The Webster Groves School District board approved the district’s 2026–27 budget and several related financial measures after a lengthy presentation by finance staff that highlighted declining federal and state support, continued reliance on property tax revenue, and near‑term operating deficits.
Chief Financial Officer Jacob Meyers reviewed a final 2025–26 adjustment that reallocates capital spending into supplies to purchase Chromebooks and records a $327,000 net increase largely tied to the Amplify reading curriculum. Meyers warned of state funding volatility and said the district is monitoring a potential $700,000–$1 million shortfall tied to the state budget supplemental.
Meyers described the required annual capital transfer to maintain Fund 4 and asked the board to authorize up to $1.8 million for ongoing capital and maintenance needs; staff noted recent unplanned HVAC expenses as examples of why capital reserves are necessary.
On benefits, Meyers and budget staff explained trust performance and recommended plan‑design changes for 2026–27. After multi-year double-digit increases, the district’s three‑year loss ratio has improved, moving it from a higher to a mid-tier in the CSD Insurance Trust; the trust recommended moving from premium-style plans to standard plans (introducing coinsurance) and a modest 2.1% medical premium increase. Meyers noted retirees’ higher utilization and the district’s historical employee cost‑share dynamics.
Budget staff Emily Vaughn said salaries and benefits make up more than 81% of operating expenditures and that the proposed salary pool averages 3.75% across positions.

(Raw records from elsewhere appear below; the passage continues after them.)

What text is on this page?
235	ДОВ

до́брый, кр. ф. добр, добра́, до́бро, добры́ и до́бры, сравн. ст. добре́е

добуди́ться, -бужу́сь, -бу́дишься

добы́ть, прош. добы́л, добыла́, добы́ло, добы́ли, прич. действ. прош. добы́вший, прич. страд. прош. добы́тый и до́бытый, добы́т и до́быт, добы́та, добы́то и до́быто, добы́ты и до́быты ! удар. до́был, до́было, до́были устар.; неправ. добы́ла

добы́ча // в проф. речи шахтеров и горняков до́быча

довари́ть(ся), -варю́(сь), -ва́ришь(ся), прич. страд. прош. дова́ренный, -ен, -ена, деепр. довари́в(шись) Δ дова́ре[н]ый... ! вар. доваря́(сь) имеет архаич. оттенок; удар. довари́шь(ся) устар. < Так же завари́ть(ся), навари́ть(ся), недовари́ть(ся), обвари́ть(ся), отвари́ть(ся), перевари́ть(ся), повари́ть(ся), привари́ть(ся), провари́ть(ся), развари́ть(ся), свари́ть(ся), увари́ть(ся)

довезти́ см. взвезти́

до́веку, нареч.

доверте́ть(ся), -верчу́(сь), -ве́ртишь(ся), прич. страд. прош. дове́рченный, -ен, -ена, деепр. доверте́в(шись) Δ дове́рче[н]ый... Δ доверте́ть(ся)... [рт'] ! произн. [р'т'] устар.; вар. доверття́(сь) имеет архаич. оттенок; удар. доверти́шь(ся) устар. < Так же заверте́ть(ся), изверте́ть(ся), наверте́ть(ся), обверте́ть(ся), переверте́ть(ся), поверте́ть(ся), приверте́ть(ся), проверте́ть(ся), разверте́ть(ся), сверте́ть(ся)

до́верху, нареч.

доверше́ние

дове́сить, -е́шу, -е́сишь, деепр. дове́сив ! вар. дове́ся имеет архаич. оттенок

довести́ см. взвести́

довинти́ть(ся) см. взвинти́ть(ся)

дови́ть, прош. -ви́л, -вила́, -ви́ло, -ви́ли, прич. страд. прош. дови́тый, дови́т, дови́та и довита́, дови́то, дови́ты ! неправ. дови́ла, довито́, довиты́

Staff projected next year’s operating funds would show an approximate $5 million deficit driven largely by bond and operating pressures; long‑term projections show declining fund balance unless revenue or expenditure changes are made.
The board approved the 2025–26 budget adjustment, the capital transfer resolution, the 2026–27 health‑plan premiums and plan‑design changes, and the 2026–27 budget itself in successive voice votes. The consent agenda passed and the board recessed into executive session to discuss personnel.
Votes at a glance: agenda approval (voice vote, passed); EHBD AI policy (voice vote, passed); approval of 2025–26 federal programs report and recommendations (voice vote, passed); 2025–26 budget adjustment No. 3 (passed); capital transfer up to $1.8M (passed); 2026–27 health insurance premiums and plan changes (passed); 2026–27 budget adoption (passed); consent agenda (passed); recess into executive session (passed).